Foi por isso que no mês passado, depois de escrever no Painel das Letras sobre a ação da ABDR, esbocei uma reportagem ouvindo vários lados sobre a questão.

Uma dos entrevistados foi Ivana Jinkings, editora da acadêmica Boitempo, que, por email, disse que a casa “considerou violenta e não está de acordo com a ação da ABDR –entidade à qual não é filiada– que provocou a retirada do ar do blog Livros de Humanas.”

Mas ela ressaltou: “O retorno que a editora recebe é o que a mantém funcionando e o que permite publicar novos livros, alimentando assim o público leitor. É uma cadeia produtiva de subsistência”. Argumentou que “responsabilizar o leitor, a parte mais frágil e também a mais importante da cadeia editorial, é uma covardia. Assim como é um equívoco os leitores culparem as editoras, especialmente as pequenas, pelos preços dos livros no Brasil.”

A solução que propõe passa pelo governo, por incentivos para editoras acadêmicas (que não vendem para instituições públicas tanto quanto as infantis, didáticas e de interesse geral). E que é uma solução similar à imaginada pelo historiador Marco Antonio Villa –que tem, em geral, um posicionamento ideológico bem distinto do de Ivana.

Professor da Universidade Federal de São Carlos, Villa diz não ver alternativa à ampliação de acervos das bibliotecas e questiona, com razão, o fato de essa não ser uma demanda do movimento estudantil. Sua argumentação sobre direitos autorais tem pontos de semelhança com a de Bernardo Carvalho. Como o autor que também é, Villa critica o fato de a defesa de seus direitos ter se tornado algo “pejorativo” nos dias de hoje.

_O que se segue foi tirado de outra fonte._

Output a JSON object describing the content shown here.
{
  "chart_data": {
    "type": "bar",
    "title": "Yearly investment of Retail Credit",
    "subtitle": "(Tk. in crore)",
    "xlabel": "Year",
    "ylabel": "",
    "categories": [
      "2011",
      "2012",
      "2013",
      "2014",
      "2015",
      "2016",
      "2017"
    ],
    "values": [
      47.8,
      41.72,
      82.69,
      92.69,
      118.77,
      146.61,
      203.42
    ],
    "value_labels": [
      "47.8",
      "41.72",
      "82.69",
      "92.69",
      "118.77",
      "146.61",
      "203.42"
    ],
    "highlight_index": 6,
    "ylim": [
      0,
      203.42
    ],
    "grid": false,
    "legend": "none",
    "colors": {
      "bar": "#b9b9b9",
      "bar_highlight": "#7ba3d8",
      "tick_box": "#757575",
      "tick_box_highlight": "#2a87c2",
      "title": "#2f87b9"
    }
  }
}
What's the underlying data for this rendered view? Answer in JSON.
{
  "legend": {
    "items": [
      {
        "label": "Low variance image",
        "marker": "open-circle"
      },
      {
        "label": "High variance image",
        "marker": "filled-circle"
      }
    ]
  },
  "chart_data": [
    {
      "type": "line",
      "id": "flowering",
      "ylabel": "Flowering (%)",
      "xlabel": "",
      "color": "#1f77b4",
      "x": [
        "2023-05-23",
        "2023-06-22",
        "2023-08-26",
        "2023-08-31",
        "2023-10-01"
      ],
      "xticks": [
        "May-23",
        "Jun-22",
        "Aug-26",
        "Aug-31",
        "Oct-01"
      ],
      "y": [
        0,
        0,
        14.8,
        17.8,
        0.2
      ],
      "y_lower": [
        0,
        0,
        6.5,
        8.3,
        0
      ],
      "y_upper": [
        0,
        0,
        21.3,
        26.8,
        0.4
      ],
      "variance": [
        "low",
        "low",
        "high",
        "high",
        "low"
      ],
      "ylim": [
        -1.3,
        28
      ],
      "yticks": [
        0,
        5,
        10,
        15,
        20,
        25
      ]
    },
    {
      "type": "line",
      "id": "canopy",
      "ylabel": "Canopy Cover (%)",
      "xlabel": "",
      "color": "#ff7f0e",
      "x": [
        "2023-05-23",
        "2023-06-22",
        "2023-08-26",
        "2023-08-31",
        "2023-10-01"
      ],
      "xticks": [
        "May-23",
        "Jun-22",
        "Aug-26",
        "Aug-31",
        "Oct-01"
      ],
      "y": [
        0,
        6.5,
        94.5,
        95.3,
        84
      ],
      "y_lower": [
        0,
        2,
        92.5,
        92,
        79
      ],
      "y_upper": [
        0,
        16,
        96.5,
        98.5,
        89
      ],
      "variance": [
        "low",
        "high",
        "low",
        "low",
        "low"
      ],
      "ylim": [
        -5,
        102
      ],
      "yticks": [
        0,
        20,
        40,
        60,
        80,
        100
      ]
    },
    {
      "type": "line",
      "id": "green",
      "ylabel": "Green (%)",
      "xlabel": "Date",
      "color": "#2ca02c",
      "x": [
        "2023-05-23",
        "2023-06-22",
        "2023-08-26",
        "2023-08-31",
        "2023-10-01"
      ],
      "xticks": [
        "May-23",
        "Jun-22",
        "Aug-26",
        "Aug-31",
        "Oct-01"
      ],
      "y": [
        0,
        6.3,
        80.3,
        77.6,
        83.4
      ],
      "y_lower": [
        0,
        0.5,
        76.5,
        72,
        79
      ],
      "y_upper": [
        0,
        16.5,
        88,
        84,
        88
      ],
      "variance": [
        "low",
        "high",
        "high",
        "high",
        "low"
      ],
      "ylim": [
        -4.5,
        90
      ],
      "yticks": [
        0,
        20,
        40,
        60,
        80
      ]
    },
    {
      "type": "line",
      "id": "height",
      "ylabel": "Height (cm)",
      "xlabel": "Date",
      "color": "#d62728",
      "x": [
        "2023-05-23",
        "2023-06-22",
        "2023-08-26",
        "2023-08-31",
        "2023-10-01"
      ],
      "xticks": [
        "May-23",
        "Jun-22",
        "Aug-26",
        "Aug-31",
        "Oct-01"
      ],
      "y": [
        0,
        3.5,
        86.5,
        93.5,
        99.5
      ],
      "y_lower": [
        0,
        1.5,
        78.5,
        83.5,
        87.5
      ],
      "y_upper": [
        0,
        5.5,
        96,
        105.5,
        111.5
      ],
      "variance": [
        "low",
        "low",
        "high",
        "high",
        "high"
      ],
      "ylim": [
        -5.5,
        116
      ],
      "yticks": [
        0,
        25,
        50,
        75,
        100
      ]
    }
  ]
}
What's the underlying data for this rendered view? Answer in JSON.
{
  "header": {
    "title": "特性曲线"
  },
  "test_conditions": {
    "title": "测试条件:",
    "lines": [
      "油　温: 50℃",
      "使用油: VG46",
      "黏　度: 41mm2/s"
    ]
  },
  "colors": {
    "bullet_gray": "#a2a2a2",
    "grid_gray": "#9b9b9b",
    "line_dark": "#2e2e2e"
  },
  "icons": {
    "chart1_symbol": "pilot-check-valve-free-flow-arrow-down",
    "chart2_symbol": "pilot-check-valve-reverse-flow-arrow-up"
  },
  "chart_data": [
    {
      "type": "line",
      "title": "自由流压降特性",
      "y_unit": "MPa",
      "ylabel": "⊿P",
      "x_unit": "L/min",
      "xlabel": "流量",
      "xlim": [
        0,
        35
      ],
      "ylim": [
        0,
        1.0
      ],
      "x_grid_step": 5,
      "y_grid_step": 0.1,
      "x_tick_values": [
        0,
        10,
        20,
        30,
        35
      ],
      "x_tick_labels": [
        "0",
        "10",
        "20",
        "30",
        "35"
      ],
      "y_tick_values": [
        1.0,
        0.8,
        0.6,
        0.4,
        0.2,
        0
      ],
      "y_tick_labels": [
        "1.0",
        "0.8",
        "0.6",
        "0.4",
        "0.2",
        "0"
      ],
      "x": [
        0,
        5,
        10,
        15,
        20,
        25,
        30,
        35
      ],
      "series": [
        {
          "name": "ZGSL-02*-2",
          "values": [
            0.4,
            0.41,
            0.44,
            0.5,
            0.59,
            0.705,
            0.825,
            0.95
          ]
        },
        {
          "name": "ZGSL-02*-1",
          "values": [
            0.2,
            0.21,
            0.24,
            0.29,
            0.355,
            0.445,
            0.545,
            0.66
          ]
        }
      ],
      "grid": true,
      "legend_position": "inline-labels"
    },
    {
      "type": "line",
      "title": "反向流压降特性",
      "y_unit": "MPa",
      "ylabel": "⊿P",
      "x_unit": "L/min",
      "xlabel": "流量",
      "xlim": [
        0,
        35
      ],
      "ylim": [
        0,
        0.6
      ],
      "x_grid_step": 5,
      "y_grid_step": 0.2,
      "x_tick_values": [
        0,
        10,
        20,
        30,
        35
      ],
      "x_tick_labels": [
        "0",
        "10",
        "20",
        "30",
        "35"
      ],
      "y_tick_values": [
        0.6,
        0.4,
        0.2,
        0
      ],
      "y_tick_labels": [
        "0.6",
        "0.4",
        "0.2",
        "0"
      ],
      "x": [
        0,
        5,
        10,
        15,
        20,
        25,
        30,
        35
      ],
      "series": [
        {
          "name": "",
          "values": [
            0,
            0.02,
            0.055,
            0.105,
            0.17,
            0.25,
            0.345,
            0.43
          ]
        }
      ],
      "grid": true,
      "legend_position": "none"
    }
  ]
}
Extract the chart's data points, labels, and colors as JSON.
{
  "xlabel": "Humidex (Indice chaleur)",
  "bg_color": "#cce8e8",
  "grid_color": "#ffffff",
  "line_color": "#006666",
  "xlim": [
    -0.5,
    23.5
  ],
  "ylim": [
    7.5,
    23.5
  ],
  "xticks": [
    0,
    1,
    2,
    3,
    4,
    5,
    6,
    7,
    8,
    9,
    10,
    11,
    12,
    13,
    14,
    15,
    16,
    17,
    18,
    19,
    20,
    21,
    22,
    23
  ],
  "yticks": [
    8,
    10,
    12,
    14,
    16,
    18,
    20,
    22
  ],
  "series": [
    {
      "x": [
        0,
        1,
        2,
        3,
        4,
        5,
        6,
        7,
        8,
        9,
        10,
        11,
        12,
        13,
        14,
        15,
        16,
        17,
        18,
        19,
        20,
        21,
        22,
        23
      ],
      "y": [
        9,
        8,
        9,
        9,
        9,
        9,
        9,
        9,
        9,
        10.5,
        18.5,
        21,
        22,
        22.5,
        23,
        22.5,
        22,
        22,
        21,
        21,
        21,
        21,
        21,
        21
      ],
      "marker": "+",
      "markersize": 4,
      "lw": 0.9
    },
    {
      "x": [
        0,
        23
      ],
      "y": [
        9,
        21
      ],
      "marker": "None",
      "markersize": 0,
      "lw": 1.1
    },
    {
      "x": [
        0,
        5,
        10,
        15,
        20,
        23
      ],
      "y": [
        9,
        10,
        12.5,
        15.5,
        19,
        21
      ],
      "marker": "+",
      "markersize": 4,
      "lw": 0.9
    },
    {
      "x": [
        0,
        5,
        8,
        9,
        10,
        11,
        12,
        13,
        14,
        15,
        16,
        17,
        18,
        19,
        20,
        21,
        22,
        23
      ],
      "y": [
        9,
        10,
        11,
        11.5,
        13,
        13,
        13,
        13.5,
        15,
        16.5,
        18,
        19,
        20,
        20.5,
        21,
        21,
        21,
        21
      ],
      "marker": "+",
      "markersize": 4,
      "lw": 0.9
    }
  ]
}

A resposta de Villa que resume o nó que temos pela frente foi a relativa ao uso de fotocópias nas universidades. Indignado, Villa disse que “há um descumprimento”, que “xerocar livros inteiros, conjuntos de capítulos, virou prática disseminada”. Reclamou que o professor transfere ao aluno um custo que deveria ser da universidade. Então perguntei a ele como faz em suas aulas. Ele riu, sem graça, e arrematou: “O mesmo que os outros professores.”